# Thread: What's wrong in it

1. ## What's wrong in it

Please tell me where I am mistaking in the following problem

1/5 < 3/5 (1)
therefore 1 x 5 < 3 x 5
and 5 < 15

but 1/5 = -1/-5 (2)

therefore from 1 and 2

-1/-5 < 3/5
therefore -1 x 5 < 3 x -5
and -5 < -15

but we know that this is not the case.
So please tell me where have I mistaken.

2. Originally Posted by uspatange
Please tell me where I am mistaking in the following problem

1/5 < 3/5 (1)
therefore 1 x 5 < 3 x 5
and 5 < 15

but 1/5 = -1/-5 (2)

therefore from 1 and 2

-1/-5 < 3/5
therefore -1 x 5 < 3 x -5
and -5 < -15

but we know that this is not the case.
So please tell me where have I mistaken.
When you multiply (or divide) both sides by a negative you reverse the "sense" of the inequality.
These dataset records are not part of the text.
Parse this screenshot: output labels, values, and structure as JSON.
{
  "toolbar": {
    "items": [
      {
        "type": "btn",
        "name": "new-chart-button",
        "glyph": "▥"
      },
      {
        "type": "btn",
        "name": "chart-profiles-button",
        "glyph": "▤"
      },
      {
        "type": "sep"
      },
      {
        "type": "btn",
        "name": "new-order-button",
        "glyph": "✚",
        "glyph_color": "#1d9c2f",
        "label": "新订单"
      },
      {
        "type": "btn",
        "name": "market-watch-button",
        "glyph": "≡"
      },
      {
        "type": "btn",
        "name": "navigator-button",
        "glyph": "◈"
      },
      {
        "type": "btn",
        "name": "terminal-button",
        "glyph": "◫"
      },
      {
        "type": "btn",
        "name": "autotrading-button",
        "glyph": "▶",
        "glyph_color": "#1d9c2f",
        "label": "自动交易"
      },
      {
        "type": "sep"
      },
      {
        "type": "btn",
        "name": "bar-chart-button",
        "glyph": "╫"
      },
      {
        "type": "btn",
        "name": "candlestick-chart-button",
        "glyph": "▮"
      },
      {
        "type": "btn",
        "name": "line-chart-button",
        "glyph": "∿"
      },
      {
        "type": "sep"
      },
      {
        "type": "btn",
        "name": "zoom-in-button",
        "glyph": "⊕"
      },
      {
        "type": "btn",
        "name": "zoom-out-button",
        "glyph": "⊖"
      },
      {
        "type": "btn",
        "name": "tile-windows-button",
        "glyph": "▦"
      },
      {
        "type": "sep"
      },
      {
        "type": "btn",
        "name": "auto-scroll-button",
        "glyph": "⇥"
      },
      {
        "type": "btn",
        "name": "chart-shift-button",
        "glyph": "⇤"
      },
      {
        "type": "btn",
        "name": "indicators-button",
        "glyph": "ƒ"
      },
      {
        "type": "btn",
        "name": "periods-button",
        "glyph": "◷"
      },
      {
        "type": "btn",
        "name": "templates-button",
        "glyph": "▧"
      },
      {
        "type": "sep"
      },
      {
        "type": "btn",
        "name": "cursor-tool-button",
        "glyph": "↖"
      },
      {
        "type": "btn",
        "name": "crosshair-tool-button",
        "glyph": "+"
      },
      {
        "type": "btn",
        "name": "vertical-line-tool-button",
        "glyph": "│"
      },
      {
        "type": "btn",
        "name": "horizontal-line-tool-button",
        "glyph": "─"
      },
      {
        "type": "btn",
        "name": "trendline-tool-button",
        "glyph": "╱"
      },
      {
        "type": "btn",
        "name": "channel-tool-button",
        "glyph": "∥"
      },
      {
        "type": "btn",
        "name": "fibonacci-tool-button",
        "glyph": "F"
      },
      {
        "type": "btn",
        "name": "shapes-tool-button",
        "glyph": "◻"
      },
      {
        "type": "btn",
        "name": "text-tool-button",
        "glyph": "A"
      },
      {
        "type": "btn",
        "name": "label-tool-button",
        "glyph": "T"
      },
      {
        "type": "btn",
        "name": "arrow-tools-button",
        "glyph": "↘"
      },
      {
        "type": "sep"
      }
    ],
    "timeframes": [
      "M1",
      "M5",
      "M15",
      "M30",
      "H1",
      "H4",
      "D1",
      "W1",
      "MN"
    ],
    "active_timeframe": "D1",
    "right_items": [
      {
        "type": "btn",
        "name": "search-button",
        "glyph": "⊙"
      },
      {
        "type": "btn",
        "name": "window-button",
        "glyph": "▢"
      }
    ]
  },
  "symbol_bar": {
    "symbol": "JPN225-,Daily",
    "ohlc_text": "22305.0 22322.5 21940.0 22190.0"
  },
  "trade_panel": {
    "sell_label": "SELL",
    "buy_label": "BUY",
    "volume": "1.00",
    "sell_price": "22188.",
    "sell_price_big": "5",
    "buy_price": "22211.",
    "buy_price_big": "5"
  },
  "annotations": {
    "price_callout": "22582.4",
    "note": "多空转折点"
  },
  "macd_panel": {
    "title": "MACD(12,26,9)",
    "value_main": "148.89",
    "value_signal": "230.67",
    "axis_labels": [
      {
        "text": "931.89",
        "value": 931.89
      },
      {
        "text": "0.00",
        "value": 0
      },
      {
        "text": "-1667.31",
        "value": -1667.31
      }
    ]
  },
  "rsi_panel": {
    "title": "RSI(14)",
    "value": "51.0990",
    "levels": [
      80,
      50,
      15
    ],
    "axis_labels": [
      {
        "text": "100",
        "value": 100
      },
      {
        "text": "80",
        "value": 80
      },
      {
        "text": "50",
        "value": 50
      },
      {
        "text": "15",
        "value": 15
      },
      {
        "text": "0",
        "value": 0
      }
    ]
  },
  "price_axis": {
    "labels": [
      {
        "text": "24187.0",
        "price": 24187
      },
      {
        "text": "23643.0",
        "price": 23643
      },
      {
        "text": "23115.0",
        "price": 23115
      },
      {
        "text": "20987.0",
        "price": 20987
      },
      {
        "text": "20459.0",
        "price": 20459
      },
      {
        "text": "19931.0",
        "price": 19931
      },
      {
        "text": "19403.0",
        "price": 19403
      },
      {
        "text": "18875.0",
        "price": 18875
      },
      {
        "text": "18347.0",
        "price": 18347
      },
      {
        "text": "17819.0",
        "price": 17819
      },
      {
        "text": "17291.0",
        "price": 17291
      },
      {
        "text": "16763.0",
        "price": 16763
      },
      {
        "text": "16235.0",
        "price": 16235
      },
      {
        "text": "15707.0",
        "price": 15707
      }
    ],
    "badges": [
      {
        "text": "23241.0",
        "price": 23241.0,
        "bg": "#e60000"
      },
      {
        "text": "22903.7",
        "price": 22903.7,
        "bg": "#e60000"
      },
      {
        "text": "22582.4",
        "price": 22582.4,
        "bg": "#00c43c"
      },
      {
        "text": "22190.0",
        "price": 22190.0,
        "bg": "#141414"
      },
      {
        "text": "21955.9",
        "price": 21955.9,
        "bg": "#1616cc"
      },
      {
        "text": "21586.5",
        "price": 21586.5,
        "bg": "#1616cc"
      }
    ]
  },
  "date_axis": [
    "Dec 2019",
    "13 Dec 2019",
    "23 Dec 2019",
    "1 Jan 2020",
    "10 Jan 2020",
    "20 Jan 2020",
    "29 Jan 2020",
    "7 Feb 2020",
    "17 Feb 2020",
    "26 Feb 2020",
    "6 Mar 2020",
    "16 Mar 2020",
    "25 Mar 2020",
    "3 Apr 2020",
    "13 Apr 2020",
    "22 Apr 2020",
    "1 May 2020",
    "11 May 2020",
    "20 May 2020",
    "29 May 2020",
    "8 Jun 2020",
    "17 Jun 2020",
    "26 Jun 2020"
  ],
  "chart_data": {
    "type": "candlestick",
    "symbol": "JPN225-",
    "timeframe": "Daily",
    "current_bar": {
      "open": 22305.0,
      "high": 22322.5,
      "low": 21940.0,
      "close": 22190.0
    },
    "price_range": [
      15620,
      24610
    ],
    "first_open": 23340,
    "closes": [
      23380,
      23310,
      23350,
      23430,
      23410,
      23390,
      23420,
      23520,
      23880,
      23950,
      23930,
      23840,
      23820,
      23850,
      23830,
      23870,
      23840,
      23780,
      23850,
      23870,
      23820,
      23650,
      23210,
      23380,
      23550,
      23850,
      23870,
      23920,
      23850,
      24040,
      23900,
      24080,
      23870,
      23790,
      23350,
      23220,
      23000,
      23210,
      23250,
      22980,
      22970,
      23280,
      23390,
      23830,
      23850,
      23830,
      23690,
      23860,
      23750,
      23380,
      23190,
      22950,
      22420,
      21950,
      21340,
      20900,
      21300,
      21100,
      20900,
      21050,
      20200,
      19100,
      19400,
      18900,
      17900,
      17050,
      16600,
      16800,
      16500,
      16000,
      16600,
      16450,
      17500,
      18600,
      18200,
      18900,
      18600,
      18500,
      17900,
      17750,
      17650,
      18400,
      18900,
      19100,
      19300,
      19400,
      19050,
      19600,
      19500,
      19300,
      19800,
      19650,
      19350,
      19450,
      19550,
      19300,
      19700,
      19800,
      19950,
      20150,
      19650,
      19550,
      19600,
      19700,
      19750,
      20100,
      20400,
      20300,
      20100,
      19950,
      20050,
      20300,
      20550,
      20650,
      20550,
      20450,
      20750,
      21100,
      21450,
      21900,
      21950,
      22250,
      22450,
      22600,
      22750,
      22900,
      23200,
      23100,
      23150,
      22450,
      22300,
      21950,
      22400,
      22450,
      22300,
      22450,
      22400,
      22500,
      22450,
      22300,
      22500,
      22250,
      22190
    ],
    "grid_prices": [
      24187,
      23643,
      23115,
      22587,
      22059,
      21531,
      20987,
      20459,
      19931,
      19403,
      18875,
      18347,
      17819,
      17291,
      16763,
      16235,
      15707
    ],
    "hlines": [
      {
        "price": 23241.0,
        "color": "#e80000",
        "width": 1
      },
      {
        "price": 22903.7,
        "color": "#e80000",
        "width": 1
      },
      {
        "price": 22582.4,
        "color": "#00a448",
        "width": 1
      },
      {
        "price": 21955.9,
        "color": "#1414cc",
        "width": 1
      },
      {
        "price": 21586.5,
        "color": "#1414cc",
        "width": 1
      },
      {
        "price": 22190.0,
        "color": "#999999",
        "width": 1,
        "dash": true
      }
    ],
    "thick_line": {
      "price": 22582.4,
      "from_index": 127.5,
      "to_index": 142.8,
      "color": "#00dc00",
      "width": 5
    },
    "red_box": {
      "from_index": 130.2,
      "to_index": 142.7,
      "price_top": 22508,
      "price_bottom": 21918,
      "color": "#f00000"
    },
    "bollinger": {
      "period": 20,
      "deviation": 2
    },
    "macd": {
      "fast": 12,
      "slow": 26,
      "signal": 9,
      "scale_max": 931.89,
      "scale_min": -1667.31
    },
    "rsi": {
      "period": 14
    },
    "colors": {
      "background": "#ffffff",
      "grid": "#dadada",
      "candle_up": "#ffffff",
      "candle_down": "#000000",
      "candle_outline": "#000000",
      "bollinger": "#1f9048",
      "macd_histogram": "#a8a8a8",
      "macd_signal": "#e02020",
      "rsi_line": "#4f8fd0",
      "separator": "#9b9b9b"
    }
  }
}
So
$\frac{-1}{-5} < \frac{3}{5}$

$-5 \cdot \frac{-1}{-5} > -5 \cdot \frac{3}{5}$

$-1 > -3$

-Dan

3. Originally Posted by topsquark
When you multiply (or divide) both sides by a negative you reverse the "sense" of the inequality.
You can prove this by addition.

Is -5 < -3?

Rather than multiply by -1 and reverse the inequality, add 5 and then add 3 (resist the temtation to simplfy everything.)

-5 < -3